A long-distance static cable for cheaper and greener operations
Until recently, the longest underwater cables for supplying offshore oil rigs with an alternating current supply were 90 km. But now a new record has been set: since 2015, an underwater electrical power cable measuring over 160 km long has connected the offshore rig in the Martin Linge deepwater field with the onshore Kollsnes plant in Norway. The energy needed to power rig operations now comes directly from the Norwegian national hydro-electricity network.
This technological advance was made possible thanks to design modifications and adaptations of the underwater static electrical cables we had been using up until now.
Extremely reliable and easy to reproduce, this technique effectively removes the constraints for long-distance AC power supplies. Unlike offshore generators, the cable has no maintenance costs, while still reducing the level of HSE risk. The electrical power supply is responsible for direct annual savings of $12 million in fuel. With almost zero greenhouse gas emissions (and emissions reduced by 2 million tons of CO2), Martin Linge has also set the bar for 100% “green” offshore operations. The cable also provides a connection via 108 optical fibers, which will enable the offshore facilities to be controlled remotely and in real time from the Total operations center in Stavanger.
When the Martin Linge cable was connected to the Norwegian power grid, we were able to successfully test its electrical parameters against all the design criteria for onshore equipment.
The dynamic cable: a new asset for floating structures
At the beginning of the project, supplying the Martin Linge field with electricity from land concerned only the offshore rig. Its storage and crude refining vessel (FSO) was intended to be powered using diesel generators. Indeed, there was no technology at the time that could ensure electrical power between the rig and the FSO through a dynamic cable capable of withstanding the extreme fatigue brought about by the difficult weather conditions in the North Sea.
However, thanks to operational excellence and the perseverance of the project teams, we were finally able to make a breakthrough.
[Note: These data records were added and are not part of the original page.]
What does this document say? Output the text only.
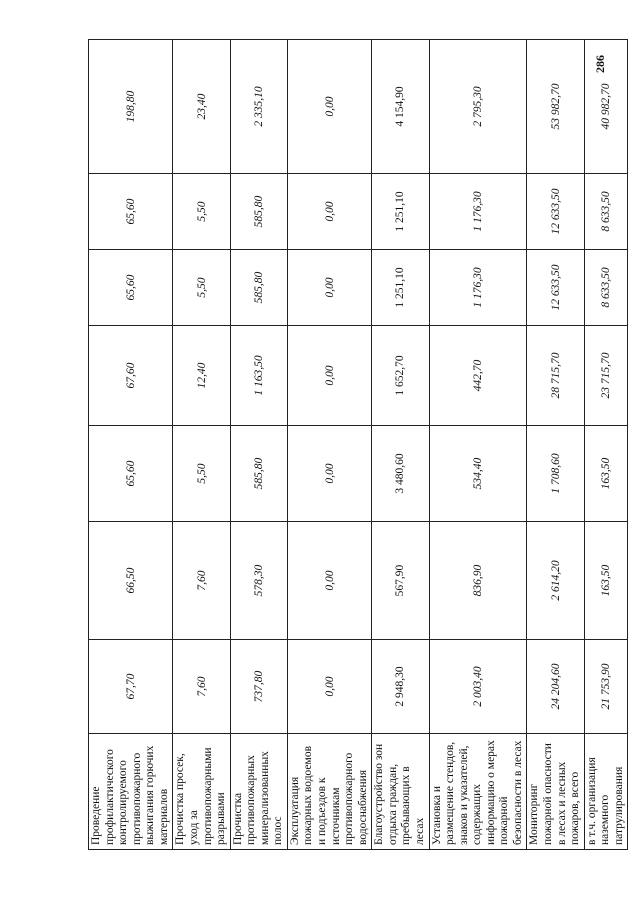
286
Проведение профилактического контролируемого противопожарного выжигания горючих материалов	67,70	66,50	65,60	67,60	65,60	65,60	198,80
Прочистка просек, уход за противопожарными разрывами	7,60	7,60	5,50	12,40	5,50	5,50	23,40
Прочистка противопожарных минерализованных полос	737,80	578,30	585,80	1 163,50	585,80	585,80	2 335,10
Эксплуатация пожарных водоемов и подъездов к источникам противопожарного водоснабжения	0,00	0,00	0,00	0,00	0,00	0,00	0,00
Благоустройство зон отдыха граждан, пребывающих в лесах	2 948,30	567,90	3 480,60	1 652,70	1 251,10	1 251,10	4 154,90
Установка и размещение стендов, знаков и указателей, содержащих информацию о мерах пожарной безопасности в лесах	2 003,40	836,90	534,40	442,70	1 176,30	1 176,30	2 795,30
Мониторинг пожарной опасности в лесах и лесных пожаров, всего	24 204,60	2 614,20	1 708,60	28 715,70	12 633,50	12 633,50	53 982,70
в т.ч. организация наземного патрулирования	21 753,90	163,50	163,50	23 715,70	8 633,50	8 633,50	40 982,70
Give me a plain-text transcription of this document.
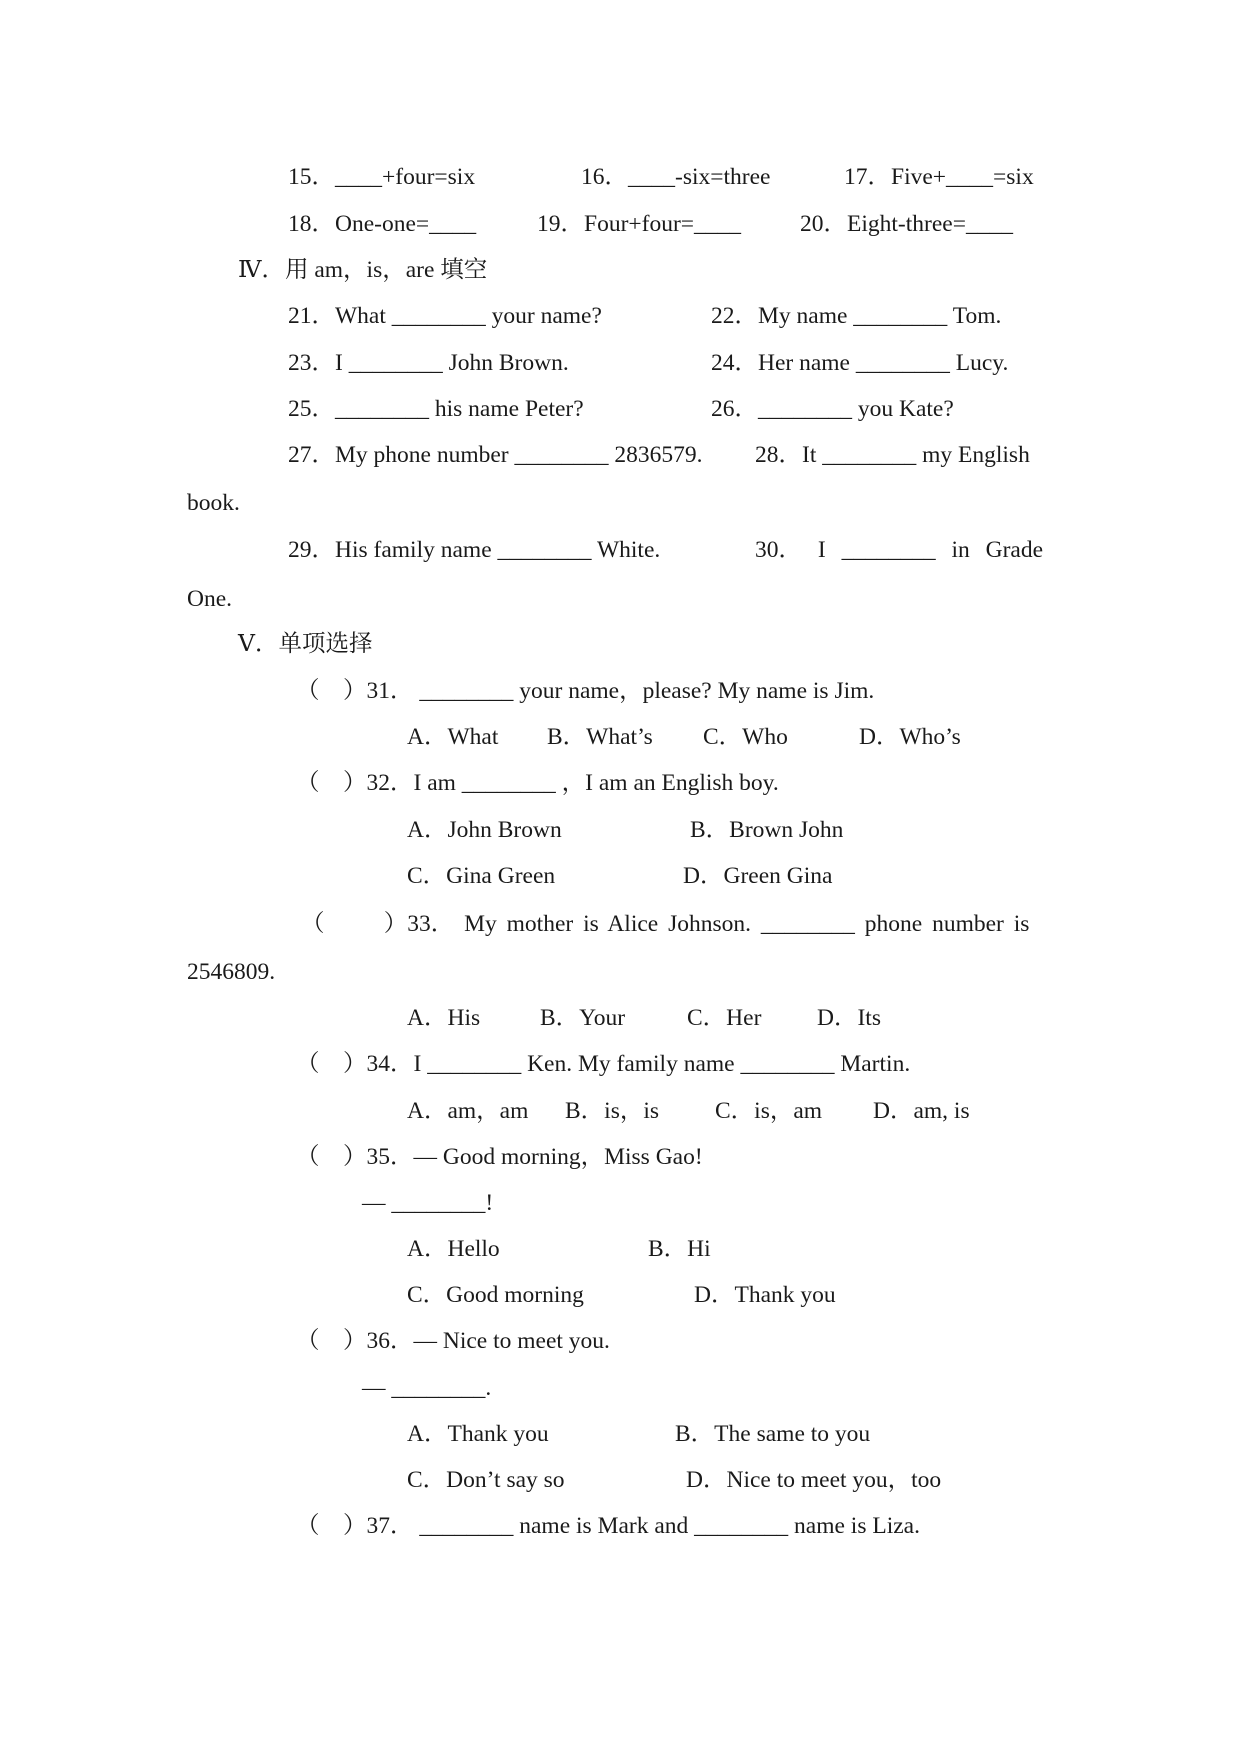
15．____+four=six	16．____-six=three	17．Five+____=six
18．One-one=____	19．Four+four=____	20．Eight-three=____
Ⅳ．用 am，is，are 填空
21．What ________ your name?	22．My name ________ Tom.
23．I ________ John Brown.	24．Her name ________ Lucy.
25．________ his name Peter?	26．________ you Kate?
27．My phone number ________ 2836579. 28．It ________ my English
book.
29．His family name ________ White.	30． I ________ in Grade
One.
Ⅴ．单项选择
（    ）31． ________ your name，please? My name is Jim.
A．What B．What’s C．Who	D．Who’s
（    ）32．I am ________ ，I am an English boy.
A．John Brown	B．Brown John
C．Gina Green	D．Green Gina
（      ）33． My mother is Alice Johnson. ________ phone number is
2546809.
A．His	B．Your	C．Her D．Its
（    ）34．I ________ Ken. My family name ________ Martin.
A．am，am B．is，is C．is，am D．am, is
（    ）35．— Good morning，Miss Gao!
— ________!
A．Hello	B．Hi
C．Good morning	D．Thank you
（    ）36．— Nice to meet you.
— ________.
A．Thank you	B．The same to you
C．Don’t say so	D．Nice to meet you，too
（    ）37． ________ name is Mark and ________ name is Liza.
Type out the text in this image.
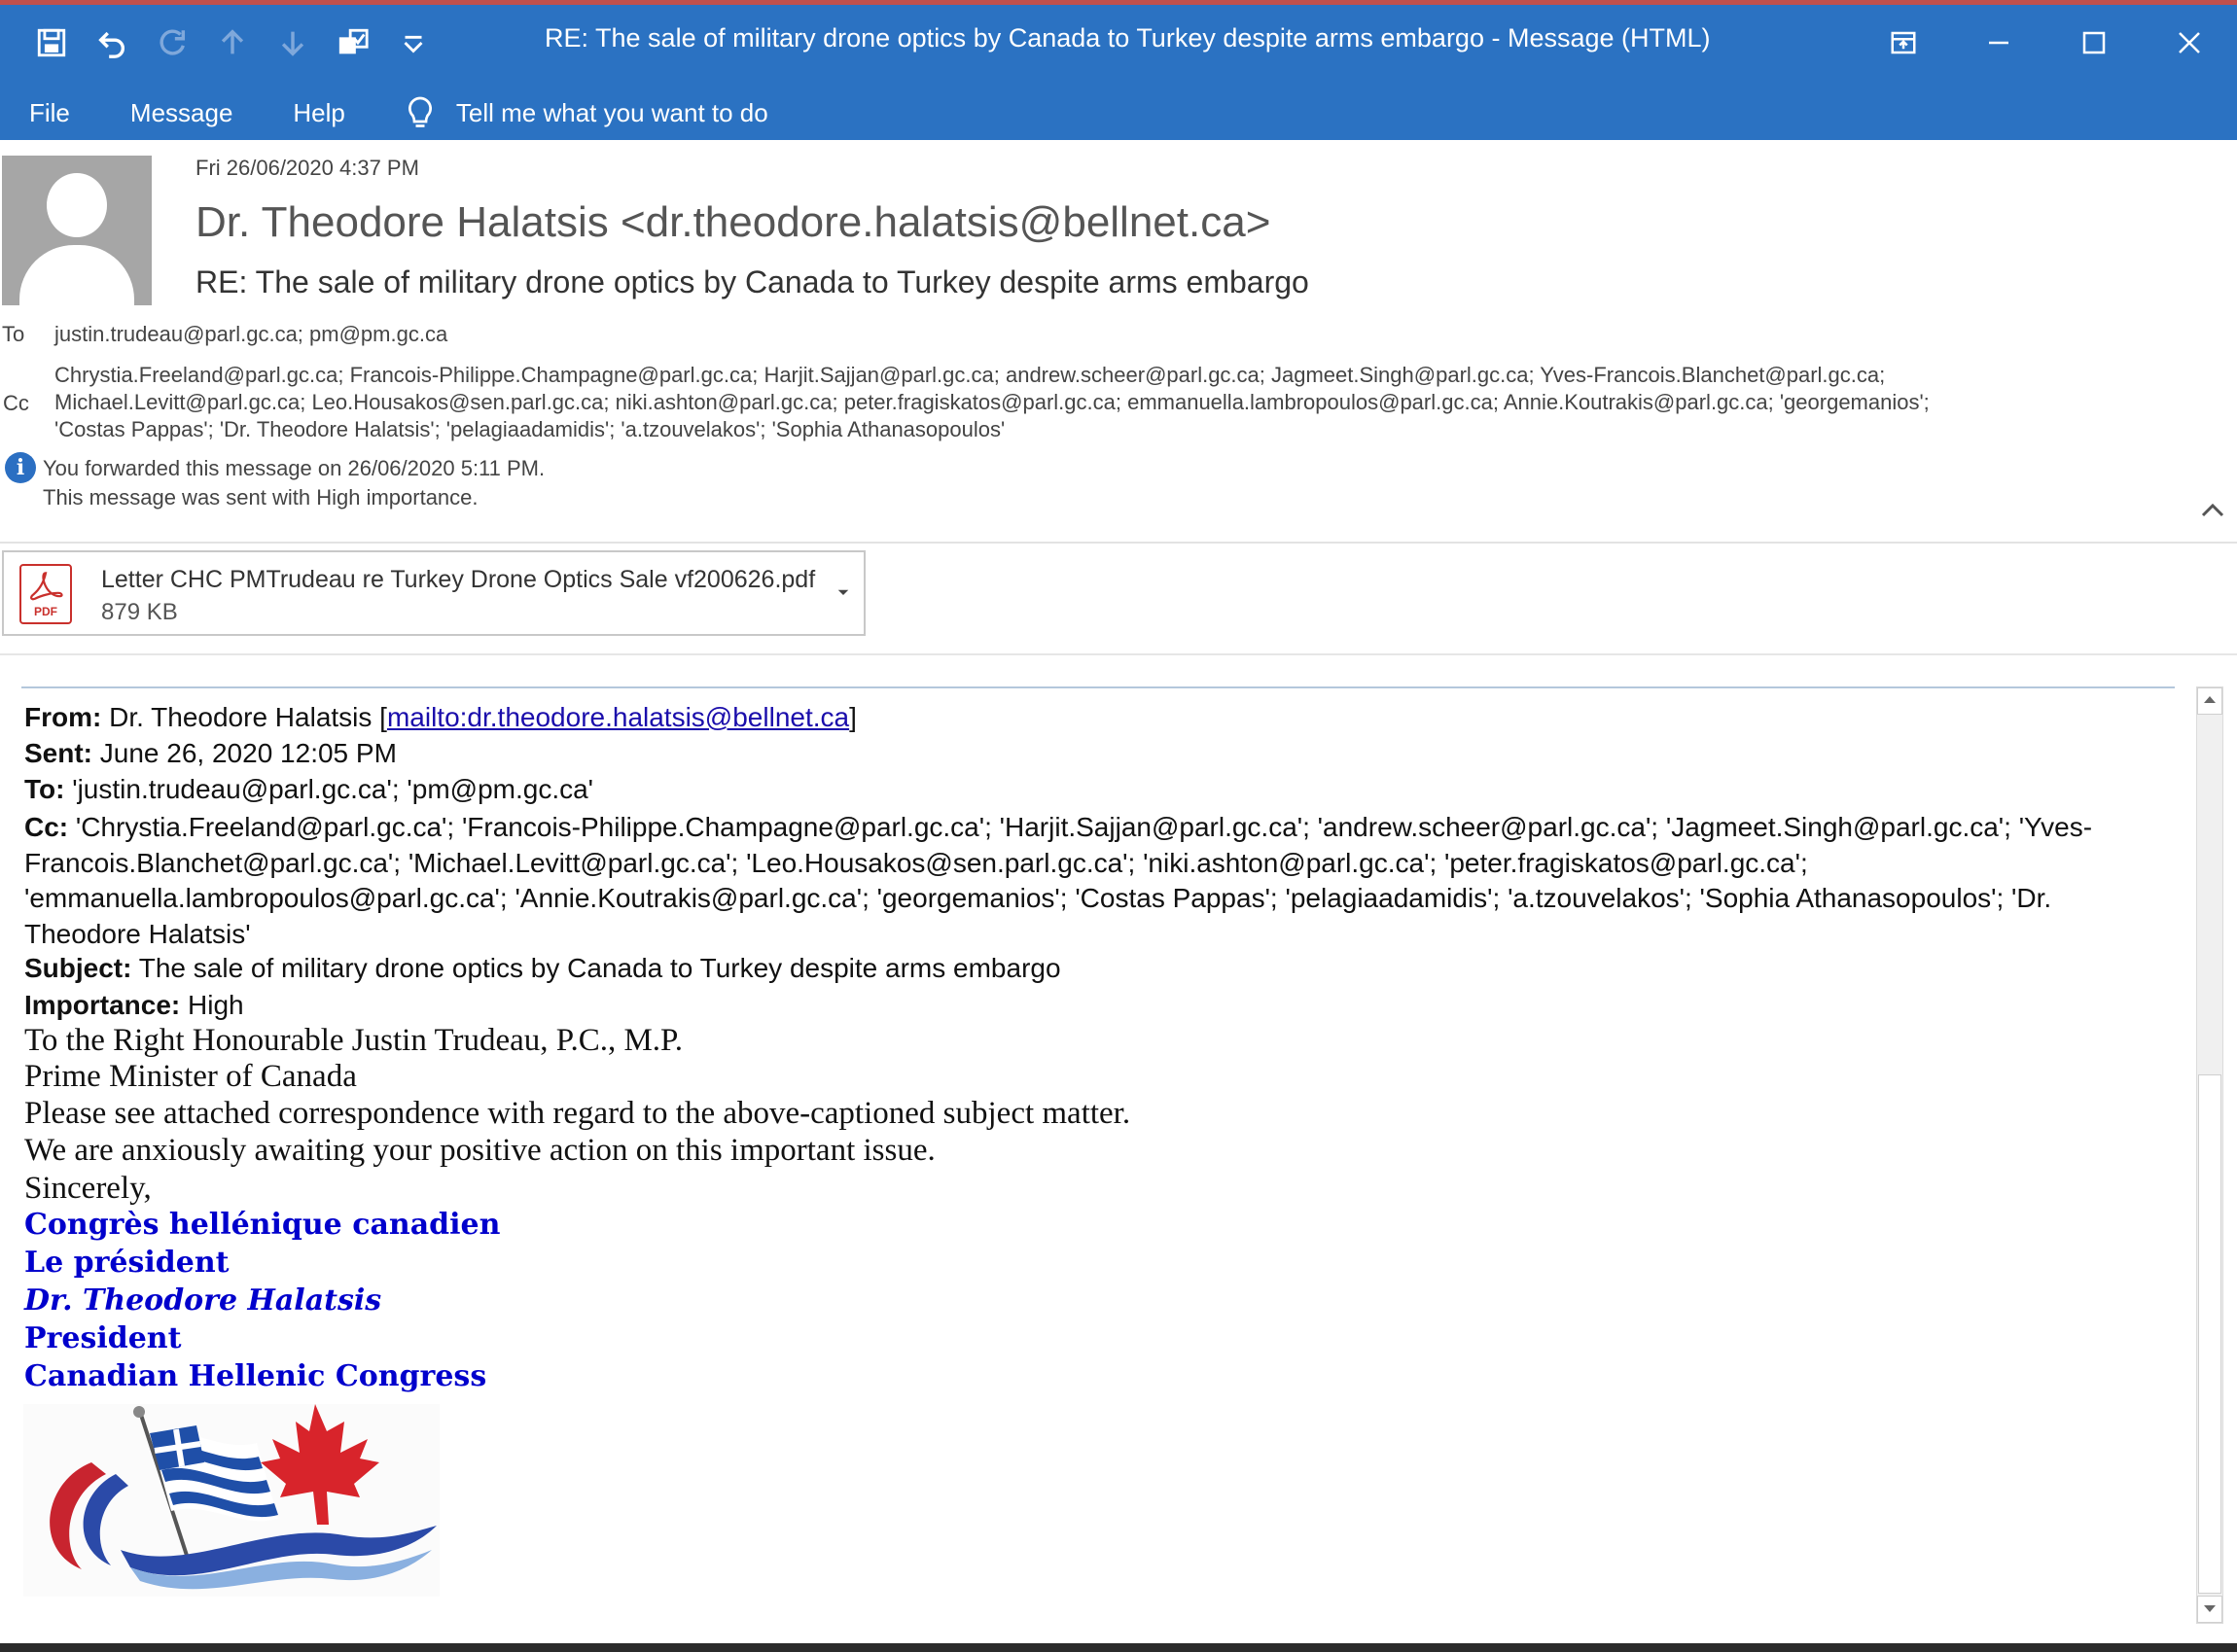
RE: The sale of military drone optics by Canada to Turkey despite arms embargo - Message (HTML)
File Message Help	Tell me what you want to do
Fri 26/06/2020 4:37 PM
Dr. Theodore Halatsis <dr.theodore.halatsis@bellnet.ca>
RE: The sale of military drone optics by Canada to Turkey despite arms embargo
To justin.trudeau@parl.gc.ca; pm@pm.gc.ca
Cc
Chrystia.Freeland@parl.gc.ca; Francois-Philippe.Champagne@parl.gc.ca; Harjit.Sajjan@parl.gc.ca; andrew.scheer@parl.gc.ca; Jagmeet.Singh@parl.gc.ca; Yves-Francois.Blanchet@parl.gc.ca;
Michael.Levitt@parl.gc.ca; Leo.Housakos@sen.parl.gc.ca; niki.ashton@parl.gc.ca; peter.fragiskatos@parl.gc.ca; emmanuella.lambropoulos@parl.gc.ca; Annie.Koutrakis@parl.gc.ca; 'georgemanios';
'Costas Pappas'; 'Dr. Theodore Halatsis'; 'pelagiaadamidis'; 'a.tzouvelakos'; 'Sophia Athanasopoulos'
i You forwarded this message on 26/06/2020 5:11 PM.
This message was sent with High importance.
PDF
Letter CHC PMTrudeau re Turkey Drone Optics Sale vf200626.pdf
879 KB
From: Dr. Theodore Halatsis [mailto:dr.theodore.halatsis@bellnet.ca]
Sent: June 26, 2020 12:05 PM
To: 'justin.trudeau@parl.gc.ca'; 'pm@pm.gc.ca'
Cc: 'Chrystia.Freeland@parl.gc.ca'; 'Francois-Philippe.Champagne@parl.gc.ca'; 'Harjit.Sajjan@parl.gc.ca'; 'andrew.scheer@parl.gc.ca'; 'Jagmeet.Singh@parl.gc.ca'; 'Yves-Francois.Blanchet@parl.gc.ca'; 'Michael.Levitt@parl.gc.ca'; 'Leo.Housakos@sen.parl.gc.ca'; 'niki.ashton@parl.gc.ca'; 'peter.fragiskatos@parl.gc.ca'; 'emmanuella.lambropoulos@parl.gc.ca'; 'Annie.Koutrakis@parl.gc.ca'; 'georgemanios'; 'Costas Pappas'; 'pelagiaadamidis'; 'a.tzouvelakos'; 'Sophia Athanasopoulos'; 'Dr. Theodore Halatsis'
Subject: The sale of military drone optics by Canada to Turkey despite arms embargo
Importance: High
To the Right Honourable Justin Trudeau, P.C., M.P.
Prime Minister of Canada
Please see attached correspondence with regard to the above-captioned subject matter.
We are anxiously awaiting your positive action on this important issue.
Sincerely,
Congrès hellénique canadien
Le président
Dr. Theodore Halatsis
President
Canadian Hellenic Congress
After three and a half years of design, production, and prototype testing, in 2016 we successfully made and installed the FSO power cable, measuring 3.5 km long, that could withstand extreme dynamic stresses, in particular those caused by the boat moving 35 m from its anchor point.
A world first, this innovation has opened up new possibilities for cabled power supplies to floating structures (FPSO, FLNG or loading buoys) over long distances, even in the most challenging of environments. The development of this dynamic cable will help make projects safer, cheaper, greener, and better connected!